Ne demek istediğimizi merak edenler, 29 Ekim 1923’te Cumhuriyetimiz ilan edilmesinin ertesi günü, bu memleketin hayatın her alanında ne halde olduğuna, nasıl bir miras devraldığımıza bakabilir. Büyük deha ve irade timsali Gazi Mustafa Kemal Atatürk ile o muhteşem kurucu kadrolar, her şeyin halledileceğine ama önce insan ve toplum algısının düzeltilmesi gerektiğine inanıyordu. Bunun için her alanda devrimsel bir çabaya giriştiler.

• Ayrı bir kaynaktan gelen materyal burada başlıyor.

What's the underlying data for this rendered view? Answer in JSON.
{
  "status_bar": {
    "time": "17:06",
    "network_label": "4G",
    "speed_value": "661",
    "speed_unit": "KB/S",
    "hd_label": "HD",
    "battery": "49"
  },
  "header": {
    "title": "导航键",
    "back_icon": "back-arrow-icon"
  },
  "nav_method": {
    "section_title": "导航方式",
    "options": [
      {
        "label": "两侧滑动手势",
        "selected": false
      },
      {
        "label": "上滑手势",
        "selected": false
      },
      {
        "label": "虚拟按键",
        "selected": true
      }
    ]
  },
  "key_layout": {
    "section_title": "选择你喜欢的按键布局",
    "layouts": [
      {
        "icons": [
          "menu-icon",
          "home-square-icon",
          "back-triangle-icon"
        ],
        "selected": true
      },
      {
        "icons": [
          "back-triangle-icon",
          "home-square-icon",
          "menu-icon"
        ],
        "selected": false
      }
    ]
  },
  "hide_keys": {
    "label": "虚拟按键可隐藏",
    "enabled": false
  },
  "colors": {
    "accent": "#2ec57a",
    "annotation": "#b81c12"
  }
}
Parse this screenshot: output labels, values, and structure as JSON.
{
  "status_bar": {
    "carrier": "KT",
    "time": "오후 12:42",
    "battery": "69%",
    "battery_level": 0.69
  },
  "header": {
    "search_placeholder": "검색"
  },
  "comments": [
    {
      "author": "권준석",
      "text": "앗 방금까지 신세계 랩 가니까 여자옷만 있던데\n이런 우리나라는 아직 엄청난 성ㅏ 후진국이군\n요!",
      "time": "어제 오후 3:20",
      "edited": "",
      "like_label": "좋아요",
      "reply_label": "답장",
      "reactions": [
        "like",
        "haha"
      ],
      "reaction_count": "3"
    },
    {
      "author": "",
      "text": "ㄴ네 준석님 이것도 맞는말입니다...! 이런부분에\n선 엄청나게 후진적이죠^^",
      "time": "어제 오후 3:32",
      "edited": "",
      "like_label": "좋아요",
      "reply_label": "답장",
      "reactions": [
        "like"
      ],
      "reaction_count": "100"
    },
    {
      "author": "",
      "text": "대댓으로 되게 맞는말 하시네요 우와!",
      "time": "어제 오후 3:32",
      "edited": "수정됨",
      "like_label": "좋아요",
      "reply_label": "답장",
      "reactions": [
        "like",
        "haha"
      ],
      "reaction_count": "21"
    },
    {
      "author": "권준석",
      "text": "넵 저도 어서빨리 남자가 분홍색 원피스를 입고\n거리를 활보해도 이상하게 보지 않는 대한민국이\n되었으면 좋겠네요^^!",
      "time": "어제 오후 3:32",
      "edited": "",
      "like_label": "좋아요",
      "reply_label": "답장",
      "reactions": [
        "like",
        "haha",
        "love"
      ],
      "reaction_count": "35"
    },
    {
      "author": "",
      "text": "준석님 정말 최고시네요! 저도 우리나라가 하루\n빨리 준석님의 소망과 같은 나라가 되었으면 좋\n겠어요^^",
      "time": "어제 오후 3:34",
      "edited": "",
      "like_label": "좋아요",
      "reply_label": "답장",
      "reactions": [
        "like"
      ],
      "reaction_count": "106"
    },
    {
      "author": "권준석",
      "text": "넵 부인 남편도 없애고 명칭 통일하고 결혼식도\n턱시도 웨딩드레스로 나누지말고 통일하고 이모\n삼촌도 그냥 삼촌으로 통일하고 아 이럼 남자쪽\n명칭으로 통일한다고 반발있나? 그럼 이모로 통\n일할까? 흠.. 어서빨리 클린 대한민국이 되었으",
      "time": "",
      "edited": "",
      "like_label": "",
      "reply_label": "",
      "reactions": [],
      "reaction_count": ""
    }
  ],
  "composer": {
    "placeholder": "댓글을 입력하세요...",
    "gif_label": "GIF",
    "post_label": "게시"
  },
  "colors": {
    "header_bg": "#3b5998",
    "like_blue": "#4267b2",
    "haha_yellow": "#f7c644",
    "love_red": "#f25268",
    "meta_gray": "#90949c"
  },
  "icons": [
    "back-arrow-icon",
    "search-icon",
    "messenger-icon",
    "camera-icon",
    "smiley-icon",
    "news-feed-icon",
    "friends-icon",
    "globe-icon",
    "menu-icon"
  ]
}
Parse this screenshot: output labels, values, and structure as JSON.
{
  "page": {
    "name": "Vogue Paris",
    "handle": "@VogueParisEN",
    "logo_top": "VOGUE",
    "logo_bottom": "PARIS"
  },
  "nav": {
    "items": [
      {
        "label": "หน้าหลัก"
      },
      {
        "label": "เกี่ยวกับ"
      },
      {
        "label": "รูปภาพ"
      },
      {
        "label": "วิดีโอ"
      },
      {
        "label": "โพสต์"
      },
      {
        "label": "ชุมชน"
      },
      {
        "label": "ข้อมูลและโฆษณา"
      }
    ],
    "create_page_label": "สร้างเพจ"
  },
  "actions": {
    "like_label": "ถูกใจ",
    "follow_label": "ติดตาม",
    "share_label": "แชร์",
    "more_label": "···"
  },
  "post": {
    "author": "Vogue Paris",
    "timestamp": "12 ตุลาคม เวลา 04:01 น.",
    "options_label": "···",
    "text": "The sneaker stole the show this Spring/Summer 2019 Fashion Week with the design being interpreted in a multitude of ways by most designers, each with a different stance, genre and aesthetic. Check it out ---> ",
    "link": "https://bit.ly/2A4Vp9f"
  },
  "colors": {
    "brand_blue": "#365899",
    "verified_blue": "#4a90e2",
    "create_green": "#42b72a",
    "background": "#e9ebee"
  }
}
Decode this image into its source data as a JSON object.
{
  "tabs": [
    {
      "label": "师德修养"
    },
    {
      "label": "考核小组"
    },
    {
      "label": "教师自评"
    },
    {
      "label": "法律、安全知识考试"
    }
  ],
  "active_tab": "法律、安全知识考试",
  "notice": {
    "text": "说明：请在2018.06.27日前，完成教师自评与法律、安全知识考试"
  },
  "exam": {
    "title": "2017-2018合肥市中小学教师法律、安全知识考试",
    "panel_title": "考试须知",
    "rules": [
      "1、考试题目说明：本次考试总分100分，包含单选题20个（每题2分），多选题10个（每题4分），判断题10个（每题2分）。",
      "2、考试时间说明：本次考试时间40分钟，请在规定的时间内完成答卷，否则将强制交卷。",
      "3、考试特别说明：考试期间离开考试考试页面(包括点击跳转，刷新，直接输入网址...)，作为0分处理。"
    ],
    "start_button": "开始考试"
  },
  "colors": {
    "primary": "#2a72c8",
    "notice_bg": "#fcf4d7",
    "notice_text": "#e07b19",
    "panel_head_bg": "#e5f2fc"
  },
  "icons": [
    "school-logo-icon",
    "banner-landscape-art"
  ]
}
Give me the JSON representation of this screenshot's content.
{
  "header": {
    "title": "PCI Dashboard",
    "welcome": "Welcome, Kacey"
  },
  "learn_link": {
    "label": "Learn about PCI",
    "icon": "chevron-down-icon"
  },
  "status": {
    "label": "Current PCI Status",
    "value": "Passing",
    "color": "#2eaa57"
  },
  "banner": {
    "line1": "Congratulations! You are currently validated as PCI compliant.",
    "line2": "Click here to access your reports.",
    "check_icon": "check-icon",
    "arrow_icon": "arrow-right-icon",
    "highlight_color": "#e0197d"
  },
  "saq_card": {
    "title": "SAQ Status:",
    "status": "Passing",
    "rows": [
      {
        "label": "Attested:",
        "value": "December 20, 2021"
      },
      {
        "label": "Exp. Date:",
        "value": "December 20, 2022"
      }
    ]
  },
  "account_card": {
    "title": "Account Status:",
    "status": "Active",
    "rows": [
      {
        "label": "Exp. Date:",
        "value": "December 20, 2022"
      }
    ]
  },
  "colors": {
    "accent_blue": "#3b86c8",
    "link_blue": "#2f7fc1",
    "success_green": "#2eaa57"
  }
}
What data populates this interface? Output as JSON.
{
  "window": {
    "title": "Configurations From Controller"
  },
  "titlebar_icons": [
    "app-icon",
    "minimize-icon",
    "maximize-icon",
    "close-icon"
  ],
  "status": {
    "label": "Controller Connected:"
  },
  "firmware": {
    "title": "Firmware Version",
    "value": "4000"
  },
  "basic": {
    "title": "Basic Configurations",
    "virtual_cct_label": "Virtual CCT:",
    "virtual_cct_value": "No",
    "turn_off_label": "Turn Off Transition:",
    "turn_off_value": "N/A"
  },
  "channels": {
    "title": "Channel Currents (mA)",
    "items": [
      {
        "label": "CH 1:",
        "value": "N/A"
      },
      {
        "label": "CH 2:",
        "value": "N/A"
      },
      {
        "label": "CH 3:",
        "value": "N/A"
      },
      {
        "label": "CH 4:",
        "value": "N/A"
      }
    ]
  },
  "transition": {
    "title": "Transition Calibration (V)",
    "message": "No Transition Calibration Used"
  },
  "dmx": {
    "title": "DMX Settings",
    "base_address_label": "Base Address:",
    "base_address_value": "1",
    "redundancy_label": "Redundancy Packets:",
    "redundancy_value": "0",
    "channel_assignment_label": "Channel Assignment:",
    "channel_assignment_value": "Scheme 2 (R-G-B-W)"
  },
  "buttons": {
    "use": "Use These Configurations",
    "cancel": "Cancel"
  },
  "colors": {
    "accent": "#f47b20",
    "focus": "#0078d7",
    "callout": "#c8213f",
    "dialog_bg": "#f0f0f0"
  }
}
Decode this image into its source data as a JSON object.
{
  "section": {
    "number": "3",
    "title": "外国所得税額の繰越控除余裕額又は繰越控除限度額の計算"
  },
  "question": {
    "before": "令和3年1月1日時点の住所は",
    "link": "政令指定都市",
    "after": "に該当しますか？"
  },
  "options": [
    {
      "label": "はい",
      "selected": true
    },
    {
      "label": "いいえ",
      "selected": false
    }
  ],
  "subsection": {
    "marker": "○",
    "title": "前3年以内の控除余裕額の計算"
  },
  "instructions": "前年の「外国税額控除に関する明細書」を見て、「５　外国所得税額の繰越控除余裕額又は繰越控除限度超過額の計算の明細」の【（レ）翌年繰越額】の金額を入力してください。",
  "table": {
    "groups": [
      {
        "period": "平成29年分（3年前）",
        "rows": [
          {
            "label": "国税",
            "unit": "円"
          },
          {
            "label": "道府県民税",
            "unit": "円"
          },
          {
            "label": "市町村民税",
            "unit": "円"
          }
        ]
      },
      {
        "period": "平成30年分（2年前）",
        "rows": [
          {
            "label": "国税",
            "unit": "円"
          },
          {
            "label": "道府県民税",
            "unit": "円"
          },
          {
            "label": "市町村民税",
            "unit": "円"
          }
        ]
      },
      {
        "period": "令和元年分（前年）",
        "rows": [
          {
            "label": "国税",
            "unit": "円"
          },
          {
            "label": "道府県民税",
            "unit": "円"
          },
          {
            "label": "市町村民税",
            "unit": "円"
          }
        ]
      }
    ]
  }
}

Bunları yazmaktan ve yinelemekten asla vazgeçmeyeceğiz. Çünkü aynı o muhteşem atalarımız gibi bir şeyi görmemiz, anlamamız ve içselleştirmemiz gerekiyor. Liyakat aslında sanıldığı gibi, meslekte ya da uğraş alanında başarılı olmak, yakışır olmak değildir. Elbette bu nitelikler şarttır ama asıl liyakat bunlarla birlikte, insan olma erdemiyle o liyakati onurlandırmaktır. Çok karışık bir anlatım olarak mı geldi?
O zaman, onca diplomaya, eğitime, makama gelmelerine rağmen, yenidoğan bebekleri –ve kim bilir daha kaç insanı- hırs ve çıkarları yüzünden, bile bile ölüme terk eden şu aşağılıklara bakın. Konu bir yazıyla anlatılır gibi değil, sürdüreceğiz.